Motif 30 : "(…) la demande en cause au principal s’inscrit dans des rapports entre professionnels du secteur des assurances et n’est pas susceptible d’affecter la situation procédurale d’une partie réputée plus faible. L’objectif de protéger cette dernière étant acquis une fois établie la compétence en vertu de la section 3 du chapitre II du règlement n° 44/2001, des développements procéduraux ultérieurs concernant les seuls rapports entre professionnels ne sauraient relever du champ d’application de cette section (voir, en ce sens, arrêts GIE Réunion européenne e.a., C‑77/04, EU:C:2005:327, points 20 et 23, ainsi que Vorarlberger Gebietskrankenkasse, C‑347/08, EU:C:2009:561, point 42)".

Motif 31 : "Dès lors, une demande qui, comme celle en cause au principal, est introduite par un assureur contre un autre assureur n’étant pas couverte par ladite section, l’article 6, point 2, du règlement n° 44/2001 trouvera à s’appliquer à une telle demande pour autant que cette dernière relève des hypothèses visées à ladite disposition".

Bruxelles I bis (règl. 1215/2012)

CJUE, 21 janv. 2016, SOVAG, Aff.
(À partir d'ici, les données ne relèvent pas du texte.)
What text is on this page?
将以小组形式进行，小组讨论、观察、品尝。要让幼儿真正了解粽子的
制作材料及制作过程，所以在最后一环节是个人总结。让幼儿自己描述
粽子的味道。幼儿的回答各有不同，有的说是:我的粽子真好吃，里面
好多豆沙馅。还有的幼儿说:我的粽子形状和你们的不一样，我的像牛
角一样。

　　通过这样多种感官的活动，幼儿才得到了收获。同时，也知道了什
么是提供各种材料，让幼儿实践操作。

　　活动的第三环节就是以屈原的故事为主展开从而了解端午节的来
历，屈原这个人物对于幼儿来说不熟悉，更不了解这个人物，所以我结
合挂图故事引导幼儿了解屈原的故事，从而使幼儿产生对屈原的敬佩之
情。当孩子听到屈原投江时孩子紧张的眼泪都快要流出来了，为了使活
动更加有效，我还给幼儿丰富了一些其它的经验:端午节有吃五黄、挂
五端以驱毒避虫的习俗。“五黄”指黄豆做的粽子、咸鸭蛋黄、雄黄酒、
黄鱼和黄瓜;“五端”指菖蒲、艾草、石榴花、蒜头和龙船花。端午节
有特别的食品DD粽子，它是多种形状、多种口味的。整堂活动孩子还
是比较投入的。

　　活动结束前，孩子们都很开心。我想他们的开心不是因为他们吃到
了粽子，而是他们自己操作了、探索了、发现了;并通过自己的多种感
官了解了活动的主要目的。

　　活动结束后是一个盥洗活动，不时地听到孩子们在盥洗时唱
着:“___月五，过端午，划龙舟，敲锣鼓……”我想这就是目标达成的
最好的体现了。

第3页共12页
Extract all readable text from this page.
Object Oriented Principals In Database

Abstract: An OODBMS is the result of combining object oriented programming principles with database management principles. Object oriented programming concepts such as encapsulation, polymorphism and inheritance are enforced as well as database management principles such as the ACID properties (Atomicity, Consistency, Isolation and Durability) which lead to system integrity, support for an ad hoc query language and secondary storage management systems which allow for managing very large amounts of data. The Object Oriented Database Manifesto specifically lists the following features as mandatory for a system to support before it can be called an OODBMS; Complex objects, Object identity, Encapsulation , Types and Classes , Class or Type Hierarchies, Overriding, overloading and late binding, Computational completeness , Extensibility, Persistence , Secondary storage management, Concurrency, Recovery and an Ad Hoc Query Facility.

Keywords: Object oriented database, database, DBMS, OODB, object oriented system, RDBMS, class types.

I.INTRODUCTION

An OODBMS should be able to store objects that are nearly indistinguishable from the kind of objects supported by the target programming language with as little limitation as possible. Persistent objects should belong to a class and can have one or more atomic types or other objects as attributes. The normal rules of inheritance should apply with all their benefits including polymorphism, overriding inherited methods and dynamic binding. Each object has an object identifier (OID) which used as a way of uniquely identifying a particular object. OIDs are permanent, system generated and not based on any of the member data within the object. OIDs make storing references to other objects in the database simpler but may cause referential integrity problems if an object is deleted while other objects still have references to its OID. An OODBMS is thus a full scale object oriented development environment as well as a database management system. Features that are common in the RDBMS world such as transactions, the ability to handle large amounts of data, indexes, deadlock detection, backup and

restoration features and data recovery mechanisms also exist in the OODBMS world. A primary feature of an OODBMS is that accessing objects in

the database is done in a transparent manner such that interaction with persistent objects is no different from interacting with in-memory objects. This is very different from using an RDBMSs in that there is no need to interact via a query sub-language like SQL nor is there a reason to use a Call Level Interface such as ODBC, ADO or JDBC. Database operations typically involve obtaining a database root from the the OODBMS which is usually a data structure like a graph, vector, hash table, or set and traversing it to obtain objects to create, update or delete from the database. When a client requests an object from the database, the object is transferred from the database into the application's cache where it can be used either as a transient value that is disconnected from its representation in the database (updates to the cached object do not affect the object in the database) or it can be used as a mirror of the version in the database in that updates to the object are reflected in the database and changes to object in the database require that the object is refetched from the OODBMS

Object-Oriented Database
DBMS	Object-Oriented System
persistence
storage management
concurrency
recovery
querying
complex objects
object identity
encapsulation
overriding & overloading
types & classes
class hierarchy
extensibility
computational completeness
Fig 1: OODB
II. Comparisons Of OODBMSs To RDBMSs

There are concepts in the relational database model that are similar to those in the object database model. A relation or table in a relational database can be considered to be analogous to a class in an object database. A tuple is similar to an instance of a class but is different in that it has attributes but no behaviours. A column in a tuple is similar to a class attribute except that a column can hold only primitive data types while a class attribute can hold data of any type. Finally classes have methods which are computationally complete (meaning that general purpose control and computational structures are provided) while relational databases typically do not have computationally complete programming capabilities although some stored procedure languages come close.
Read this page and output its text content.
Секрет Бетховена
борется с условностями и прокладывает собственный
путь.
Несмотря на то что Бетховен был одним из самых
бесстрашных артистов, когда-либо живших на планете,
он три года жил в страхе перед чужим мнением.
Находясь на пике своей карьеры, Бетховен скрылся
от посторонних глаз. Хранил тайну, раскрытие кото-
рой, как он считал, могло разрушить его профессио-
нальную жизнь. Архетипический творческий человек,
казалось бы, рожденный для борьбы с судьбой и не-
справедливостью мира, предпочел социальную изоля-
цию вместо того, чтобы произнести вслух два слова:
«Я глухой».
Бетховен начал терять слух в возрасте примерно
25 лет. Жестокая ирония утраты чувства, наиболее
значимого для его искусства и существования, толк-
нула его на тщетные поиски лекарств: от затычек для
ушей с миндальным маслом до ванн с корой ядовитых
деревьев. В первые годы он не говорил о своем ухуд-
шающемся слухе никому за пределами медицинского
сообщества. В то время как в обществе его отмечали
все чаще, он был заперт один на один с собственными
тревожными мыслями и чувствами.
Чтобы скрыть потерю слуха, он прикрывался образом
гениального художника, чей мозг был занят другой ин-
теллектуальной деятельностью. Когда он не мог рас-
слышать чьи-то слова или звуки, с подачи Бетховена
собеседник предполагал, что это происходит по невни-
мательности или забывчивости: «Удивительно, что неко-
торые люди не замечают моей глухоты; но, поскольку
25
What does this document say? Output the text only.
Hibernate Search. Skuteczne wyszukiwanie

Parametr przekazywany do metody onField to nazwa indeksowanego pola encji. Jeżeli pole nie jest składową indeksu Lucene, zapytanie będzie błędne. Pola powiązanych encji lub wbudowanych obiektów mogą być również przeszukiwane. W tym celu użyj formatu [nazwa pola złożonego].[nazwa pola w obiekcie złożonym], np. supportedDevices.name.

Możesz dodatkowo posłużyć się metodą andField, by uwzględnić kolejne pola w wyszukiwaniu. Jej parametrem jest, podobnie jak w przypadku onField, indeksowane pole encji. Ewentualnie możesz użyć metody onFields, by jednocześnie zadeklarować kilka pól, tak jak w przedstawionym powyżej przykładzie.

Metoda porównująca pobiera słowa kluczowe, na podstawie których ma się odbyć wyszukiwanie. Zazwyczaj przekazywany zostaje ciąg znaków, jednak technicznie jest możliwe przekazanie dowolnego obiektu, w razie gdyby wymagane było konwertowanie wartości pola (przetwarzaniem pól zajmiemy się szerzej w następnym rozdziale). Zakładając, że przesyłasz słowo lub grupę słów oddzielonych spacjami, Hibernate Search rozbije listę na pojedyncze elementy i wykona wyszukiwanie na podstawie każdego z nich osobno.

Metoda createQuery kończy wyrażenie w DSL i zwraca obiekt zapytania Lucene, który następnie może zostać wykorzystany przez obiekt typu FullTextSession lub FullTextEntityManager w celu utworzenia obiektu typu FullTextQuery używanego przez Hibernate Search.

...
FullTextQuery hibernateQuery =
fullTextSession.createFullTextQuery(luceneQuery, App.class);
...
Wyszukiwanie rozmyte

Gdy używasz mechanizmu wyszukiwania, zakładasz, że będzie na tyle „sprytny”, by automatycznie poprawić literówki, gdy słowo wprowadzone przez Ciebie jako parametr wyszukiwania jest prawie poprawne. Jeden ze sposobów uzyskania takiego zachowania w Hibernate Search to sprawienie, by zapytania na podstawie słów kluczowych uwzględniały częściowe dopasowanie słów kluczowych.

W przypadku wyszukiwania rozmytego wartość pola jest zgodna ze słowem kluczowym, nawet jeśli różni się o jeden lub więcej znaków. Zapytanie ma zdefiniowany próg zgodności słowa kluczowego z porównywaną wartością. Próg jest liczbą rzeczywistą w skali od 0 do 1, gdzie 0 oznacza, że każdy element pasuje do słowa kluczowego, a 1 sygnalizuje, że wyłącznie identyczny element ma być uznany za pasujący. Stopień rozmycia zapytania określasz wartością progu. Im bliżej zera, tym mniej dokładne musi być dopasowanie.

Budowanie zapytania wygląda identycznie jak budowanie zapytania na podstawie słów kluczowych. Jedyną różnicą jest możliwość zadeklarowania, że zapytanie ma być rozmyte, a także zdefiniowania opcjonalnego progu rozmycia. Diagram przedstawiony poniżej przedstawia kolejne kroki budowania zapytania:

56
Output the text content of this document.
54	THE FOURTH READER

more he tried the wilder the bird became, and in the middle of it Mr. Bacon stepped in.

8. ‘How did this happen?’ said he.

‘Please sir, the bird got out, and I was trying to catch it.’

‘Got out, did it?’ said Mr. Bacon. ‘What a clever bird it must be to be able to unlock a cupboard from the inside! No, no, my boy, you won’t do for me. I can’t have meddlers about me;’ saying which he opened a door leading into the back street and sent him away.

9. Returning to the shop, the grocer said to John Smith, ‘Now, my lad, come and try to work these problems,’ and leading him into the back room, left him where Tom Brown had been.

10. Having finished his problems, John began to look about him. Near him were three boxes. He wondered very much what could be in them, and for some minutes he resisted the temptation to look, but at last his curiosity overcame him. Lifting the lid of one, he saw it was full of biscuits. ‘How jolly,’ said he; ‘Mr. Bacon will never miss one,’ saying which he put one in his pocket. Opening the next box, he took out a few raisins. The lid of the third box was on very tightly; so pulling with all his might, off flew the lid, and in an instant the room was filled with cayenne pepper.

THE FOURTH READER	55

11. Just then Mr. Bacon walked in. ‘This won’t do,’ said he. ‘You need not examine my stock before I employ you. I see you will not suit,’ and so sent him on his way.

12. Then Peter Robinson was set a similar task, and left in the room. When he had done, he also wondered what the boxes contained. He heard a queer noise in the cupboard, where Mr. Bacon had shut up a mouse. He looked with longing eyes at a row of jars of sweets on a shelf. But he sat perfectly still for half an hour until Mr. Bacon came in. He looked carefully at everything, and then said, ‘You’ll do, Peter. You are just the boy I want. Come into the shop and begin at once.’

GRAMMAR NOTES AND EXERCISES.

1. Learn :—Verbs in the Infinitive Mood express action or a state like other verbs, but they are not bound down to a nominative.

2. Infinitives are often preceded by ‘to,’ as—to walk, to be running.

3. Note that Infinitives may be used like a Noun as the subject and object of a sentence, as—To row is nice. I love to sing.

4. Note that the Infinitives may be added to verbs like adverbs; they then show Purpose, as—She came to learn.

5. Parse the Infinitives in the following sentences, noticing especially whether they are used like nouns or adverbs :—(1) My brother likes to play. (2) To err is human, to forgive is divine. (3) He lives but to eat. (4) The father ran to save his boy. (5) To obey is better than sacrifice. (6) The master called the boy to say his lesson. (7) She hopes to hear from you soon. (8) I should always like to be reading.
C-521/14

Motif 39 : "(…) le traitement, dans le cadre de la même procédure [en Finlande], de la demande originaire et d’une demande introduite par un tiers contre l’une des parties à cette procédure et étroitement liée à la première demande, est de nature à favoriser les objectifs susvisés [de limitation des procédures concurrentes et d'admission de fors complémentaires du forum rei] dans une situation où une action a été introduite par la personne lésée contre l’assureur du responsable des dommages et où un autre assureur, qui a déjà indemnisé partiellement cette personne de ces dommages, cherche à obtenir du premier assureur le remboursement de cette indemnisation".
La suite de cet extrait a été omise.